I’m sure most of you know about the apocryphal Chinese curse “may you live in interesting times.” I’ve often seen people lamenting that we/they seem to be living some really interesting times right now, and wished that they were living in uninteresting times.
That’s gotten me thinking. Is “living in uninteresting times” possible without either ignorance of, or apathy toward, events that don’t affect you and your life? Because it seems to me that there has never been uninteresting times in human development, unless you count, say, the isolated rural farmer who knows only a handful of people in their entire lifetime. Maybe during the hunter gatherer days, when it simply wasn’t possible to really affect anyone else except directly? I know there’s a non zero number of people who do yearn for that; I’m not sure I’m one of them.
Basically, I’ve been wondering what “living in uninteresting times” means, and what people envision when they wish for it. Nothing significantly bad happening? Anywhere? On what scale? Are the times uninteresting as long as you personally are at peace? (I’ve thought a lot about this when reading about people of a certain age who wax nostalgic about how utopic and hopeful and overall good the ‘90s were.)
I’m rambling a little, but I hope I’ve gotten my point across. Anyone else have similar thoughts? What have you concluded?
I think that depends if you mean worldwide or just “the west”. I kind of consider the baseline “business as usual” era as the time between the fall of the iron curtain and 9/11. I’d say “the times” for Western Europe and the US (I lived in the UK at the time, but we got a lot of US political news) were definitely very “precedented”.

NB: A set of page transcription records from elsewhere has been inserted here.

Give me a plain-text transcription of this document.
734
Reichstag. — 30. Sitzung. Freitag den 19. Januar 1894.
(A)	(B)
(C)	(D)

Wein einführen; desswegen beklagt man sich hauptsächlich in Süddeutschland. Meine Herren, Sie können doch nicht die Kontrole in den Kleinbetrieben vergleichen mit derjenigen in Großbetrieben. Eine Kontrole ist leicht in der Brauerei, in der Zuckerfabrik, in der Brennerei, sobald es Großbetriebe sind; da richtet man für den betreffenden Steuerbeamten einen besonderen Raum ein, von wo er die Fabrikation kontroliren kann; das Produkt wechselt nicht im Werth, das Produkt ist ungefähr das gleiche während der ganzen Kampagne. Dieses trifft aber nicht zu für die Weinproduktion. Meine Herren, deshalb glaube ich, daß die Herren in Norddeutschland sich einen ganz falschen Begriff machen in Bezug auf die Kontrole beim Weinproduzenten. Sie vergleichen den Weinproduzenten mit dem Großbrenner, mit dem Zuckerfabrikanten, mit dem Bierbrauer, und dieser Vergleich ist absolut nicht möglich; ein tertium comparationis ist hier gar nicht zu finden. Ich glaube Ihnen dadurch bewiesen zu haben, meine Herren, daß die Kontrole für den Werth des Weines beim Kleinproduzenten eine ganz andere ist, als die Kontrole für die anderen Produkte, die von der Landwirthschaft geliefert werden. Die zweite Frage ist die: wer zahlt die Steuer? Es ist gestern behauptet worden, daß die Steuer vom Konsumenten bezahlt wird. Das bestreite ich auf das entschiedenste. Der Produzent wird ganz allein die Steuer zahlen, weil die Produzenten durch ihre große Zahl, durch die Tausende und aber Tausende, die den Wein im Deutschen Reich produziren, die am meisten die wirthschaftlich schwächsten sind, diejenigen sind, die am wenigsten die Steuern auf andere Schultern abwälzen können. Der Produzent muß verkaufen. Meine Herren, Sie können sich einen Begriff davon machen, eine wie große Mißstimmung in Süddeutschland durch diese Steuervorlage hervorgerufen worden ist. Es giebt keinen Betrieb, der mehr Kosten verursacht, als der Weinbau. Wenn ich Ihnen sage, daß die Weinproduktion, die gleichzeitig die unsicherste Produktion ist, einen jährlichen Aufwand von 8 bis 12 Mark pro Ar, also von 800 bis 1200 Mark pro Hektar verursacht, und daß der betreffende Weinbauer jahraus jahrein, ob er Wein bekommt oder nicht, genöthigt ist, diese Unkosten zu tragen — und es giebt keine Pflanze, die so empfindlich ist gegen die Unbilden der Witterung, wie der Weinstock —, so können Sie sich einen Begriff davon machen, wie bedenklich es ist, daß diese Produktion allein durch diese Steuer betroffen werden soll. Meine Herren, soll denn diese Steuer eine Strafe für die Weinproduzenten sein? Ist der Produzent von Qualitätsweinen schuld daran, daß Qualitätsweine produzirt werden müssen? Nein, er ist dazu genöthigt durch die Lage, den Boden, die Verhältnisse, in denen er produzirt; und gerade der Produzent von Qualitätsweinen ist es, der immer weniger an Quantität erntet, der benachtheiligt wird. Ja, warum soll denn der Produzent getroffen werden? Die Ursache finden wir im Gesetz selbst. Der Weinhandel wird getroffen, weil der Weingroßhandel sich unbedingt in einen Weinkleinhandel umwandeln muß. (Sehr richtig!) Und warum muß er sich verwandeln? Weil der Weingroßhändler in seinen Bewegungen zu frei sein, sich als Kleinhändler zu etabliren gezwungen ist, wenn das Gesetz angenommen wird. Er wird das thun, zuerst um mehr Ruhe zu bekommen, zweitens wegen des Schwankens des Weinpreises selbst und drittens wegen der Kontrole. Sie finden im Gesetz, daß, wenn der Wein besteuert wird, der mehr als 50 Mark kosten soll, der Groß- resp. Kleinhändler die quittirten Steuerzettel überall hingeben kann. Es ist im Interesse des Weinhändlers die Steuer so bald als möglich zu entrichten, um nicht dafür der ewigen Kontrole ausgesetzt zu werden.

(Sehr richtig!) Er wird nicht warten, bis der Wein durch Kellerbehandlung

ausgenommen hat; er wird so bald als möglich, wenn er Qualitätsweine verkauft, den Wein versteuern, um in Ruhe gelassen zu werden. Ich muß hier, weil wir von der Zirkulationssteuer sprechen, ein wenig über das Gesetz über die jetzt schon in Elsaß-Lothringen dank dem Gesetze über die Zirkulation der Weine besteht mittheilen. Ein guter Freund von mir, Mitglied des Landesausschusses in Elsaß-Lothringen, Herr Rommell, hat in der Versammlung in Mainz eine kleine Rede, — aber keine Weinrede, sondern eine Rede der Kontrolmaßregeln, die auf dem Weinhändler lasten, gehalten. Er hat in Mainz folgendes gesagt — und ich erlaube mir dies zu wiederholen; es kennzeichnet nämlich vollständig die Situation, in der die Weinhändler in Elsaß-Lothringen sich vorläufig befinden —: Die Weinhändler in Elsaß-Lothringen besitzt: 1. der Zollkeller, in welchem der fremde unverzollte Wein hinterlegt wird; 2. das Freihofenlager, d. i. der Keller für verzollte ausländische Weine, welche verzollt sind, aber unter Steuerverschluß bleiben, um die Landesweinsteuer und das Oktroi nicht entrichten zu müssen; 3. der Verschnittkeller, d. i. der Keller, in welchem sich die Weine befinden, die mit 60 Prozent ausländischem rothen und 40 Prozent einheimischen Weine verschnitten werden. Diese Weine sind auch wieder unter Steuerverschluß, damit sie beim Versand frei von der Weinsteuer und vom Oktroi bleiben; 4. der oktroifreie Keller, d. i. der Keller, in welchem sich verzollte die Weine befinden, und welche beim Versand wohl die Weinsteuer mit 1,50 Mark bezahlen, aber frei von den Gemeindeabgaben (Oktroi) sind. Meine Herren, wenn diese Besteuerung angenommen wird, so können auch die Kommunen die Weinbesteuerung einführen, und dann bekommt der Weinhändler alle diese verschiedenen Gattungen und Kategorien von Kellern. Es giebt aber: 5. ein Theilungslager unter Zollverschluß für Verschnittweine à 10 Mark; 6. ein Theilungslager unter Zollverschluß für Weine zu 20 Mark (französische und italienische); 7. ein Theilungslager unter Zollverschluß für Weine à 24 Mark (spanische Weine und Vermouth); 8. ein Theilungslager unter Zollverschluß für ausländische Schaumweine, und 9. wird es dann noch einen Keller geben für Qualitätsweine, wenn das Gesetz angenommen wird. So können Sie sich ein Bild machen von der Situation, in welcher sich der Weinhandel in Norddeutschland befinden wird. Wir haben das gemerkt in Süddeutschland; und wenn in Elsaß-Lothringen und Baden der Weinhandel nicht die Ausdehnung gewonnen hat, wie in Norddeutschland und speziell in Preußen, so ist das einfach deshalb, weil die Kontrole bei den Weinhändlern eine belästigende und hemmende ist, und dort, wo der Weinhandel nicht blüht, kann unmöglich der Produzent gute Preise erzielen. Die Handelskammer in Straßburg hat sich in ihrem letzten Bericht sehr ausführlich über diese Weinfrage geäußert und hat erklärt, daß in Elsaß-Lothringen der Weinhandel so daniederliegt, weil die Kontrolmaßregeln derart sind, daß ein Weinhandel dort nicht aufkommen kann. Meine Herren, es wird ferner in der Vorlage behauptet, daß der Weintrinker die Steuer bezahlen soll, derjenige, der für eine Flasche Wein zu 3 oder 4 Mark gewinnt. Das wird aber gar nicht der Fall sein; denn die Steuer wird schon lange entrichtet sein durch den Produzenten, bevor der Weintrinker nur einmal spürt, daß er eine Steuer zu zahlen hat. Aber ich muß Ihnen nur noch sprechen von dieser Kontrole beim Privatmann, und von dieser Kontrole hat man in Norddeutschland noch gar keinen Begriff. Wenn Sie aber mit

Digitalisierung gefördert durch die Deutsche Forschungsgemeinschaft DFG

But if you zoom out the rest of the world you have the Rwandan genocide, Yugoslavian civil war, Tiananmen Square*, the end of Apartheid, all of which count as “unprecedented”
I even remember thinking when Dubya was elected, “well the Americans have elected a complete idiot but it doesn’t really matter, the cold war nuclear standoff is over, they aren’t about to get into a war any time soon”. Though I imagine if was in the US the Bush-Gore election would probably mark the end of “precedented times “.
‘*’ - this predates the fall of the iron curtain it turns out. My dumb squishy human memory lumps this in with those later events.
Another thought I had is that even if you push the window back to include the fall of the iron curtain, then you are definitely in “interesting times”. But on balance they are “good interesting” not “bad interesting”. You had the feeling things were generally improving for the world, becoming less authoritarian, less violent (less likely to end at any moment in a nuclear fireball for starters), more prosperous, more free. I get this was somewhat a product of where I lived and how world events were reported. But I do think it has some basis in fact.
Needless to say I don’t have that feeling any more. In fact if I’m feeling pessimistic I’d say that was the anomaly and our current sh_tshow is just a “regression to the mean”
I’d push it back further as far as the US centric perspective goes. IMHO we were living in uninteresting times roughly from the beginning of Ronal Reagan’s presidency through the end of Obama’s. Yes, there was 9/11, but that was a one time event, and let’s face it, unless you were in the armed services and got deployed to Iraq or Afghanistan (or were an immediate family member of one of those deployed), those conflicts had very little effect on on us here at home.
ETA: From my personal recollection, I didn’t have the “oh shit, here we go” feeing when George Bush Jr. won. I did have that feeling when Trump won in 2016.